Karma first took hold of my life at the early age of eight. My mom and I were in a local Mexican taqueria, and as we paid for our order I noticed a tip jar with the words printed on it, “Free Good Karma.”
The concept of karma was hard for me to grasp at the age of eight, so I thought of it as a reward from a higher being for doing something good. As I began toying with my new concept, I would often say (to no one in particular), what good I had done in this world, just in case the higher being had not seen my actions. My mother, who explained karma to me, was not a firm believer in it, but supported me doing good things and in return for my actions, would reward me.
This went on for a month or so before my mother noticed that I had not yet grasped the other half which completed yin-yang of karma. I was doing good things for the world but had not stopped my incorrect actions. In return of me disobeying her, she one day mentioned bad karma. My mother did this not to scare me but to enhance my teachings of karma, and it worked. Taking bad karma into thought not only improved my character, it improved my reputation.

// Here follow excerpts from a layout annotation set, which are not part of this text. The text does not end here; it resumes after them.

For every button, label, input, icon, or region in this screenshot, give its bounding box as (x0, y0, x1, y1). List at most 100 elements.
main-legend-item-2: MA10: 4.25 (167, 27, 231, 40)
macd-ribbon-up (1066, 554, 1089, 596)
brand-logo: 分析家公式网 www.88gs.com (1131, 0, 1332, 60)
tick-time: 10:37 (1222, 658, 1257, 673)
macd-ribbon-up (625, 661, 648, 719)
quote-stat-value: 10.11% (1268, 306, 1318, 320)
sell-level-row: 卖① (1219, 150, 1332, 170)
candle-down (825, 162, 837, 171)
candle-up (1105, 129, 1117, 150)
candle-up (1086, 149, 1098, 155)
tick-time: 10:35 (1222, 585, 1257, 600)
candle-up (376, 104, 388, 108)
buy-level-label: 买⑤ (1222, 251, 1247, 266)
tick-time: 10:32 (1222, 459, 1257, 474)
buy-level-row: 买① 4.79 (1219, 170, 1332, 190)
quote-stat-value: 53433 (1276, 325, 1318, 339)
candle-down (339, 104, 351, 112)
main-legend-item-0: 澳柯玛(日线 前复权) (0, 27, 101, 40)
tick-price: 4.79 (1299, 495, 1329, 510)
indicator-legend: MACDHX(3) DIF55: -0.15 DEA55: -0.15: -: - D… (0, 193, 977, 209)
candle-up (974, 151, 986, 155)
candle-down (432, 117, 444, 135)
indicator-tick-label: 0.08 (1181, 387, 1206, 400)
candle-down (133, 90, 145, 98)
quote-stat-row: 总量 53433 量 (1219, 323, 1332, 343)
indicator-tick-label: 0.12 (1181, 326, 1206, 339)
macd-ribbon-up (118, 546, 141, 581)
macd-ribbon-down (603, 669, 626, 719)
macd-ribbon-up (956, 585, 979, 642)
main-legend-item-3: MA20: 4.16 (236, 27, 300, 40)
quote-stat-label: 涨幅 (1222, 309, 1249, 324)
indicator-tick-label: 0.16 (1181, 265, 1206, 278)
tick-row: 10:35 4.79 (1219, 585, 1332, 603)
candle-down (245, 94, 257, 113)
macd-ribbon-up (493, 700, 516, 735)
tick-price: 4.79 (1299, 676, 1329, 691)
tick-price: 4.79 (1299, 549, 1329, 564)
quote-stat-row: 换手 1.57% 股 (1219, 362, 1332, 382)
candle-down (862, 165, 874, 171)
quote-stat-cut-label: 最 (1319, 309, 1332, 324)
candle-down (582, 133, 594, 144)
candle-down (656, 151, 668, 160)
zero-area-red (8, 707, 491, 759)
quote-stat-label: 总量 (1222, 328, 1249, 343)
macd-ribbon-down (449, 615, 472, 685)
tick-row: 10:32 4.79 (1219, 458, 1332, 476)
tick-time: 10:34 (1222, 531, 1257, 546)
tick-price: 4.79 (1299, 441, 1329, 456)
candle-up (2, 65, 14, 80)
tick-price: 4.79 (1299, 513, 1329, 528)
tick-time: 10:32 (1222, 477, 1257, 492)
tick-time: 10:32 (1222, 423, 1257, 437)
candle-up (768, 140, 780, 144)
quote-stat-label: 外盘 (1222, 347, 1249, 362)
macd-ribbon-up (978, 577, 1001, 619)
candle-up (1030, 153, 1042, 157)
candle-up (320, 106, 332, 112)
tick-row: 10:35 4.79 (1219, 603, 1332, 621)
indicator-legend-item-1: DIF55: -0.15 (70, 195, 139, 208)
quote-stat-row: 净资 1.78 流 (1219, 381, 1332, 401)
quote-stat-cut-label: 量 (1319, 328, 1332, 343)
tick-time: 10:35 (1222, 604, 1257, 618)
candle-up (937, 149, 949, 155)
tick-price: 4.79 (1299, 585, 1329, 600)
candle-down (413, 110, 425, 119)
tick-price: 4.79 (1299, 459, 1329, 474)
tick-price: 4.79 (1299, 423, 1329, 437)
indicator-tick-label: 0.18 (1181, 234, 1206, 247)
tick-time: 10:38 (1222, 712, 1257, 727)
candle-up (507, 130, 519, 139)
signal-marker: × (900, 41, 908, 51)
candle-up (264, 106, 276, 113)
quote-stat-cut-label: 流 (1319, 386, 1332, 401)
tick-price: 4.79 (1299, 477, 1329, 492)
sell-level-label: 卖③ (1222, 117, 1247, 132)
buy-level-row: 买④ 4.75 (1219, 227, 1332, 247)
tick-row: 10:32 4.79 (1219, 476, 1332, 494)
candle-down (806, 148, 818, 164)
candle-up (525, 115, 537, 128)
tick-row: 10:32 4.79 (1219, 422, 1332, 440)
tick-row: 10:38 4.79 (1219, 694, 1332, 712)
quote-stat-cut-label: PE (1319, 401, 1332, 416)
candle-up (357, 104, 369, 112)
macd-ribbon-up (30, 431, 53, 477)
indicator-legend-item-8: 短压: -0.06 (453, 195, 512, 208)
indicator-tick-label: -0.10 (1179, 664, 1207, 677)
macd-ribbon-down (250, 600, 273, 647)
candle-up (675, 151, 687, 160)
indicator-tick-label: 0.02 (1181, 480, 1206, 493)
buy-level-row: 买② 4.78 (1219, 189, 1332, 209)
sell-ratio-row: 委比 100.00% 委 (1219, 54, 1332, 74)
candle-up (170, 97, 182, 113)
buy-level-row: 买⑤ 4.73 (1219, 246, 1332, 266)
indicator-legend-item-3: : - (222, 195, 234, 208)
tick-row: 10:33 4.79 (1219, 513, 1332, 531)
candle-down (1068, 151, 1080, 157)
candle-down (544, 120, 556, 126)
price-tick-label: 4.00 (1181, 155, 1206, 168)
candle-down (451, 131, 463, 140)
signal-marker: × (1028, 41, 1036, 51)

My teachers and colleagues started to notice the difference in me and my fighting decreased as did my referrals at school. By age eleven my karma beliefs were in full swing, I was positive it was there and I believed in the rewards and punishments of karma. The beliefs I had of getting good karma were intensely focused towards helping the environment and the small living beings in our world. I would never hurt or kill animals unless the meat could be used, and when I saw pain to an animal as a result of my friends I immediately stopped it. As for the environment I would never litter and, occasionally, I picked up trash.
Back then, karma was only a minor factor in my life; I would not litter, do what was right, (once in a while), and a few other things. Now, in my early years of teen-hood my beliefs have reached a level of insanity. I am still following my early beliefs but have taken them to a level at which I go back if my friend has littered and pick up the trash. By now my liking of karma has vanished and it has been replaced with hatred. I do not enjoy obeying the rules of karma but I can not stop, it is like an addiction that won’t let go of me. Although it has been hard to enjoy it I owe a great thanks to karma for influencing a better side of me.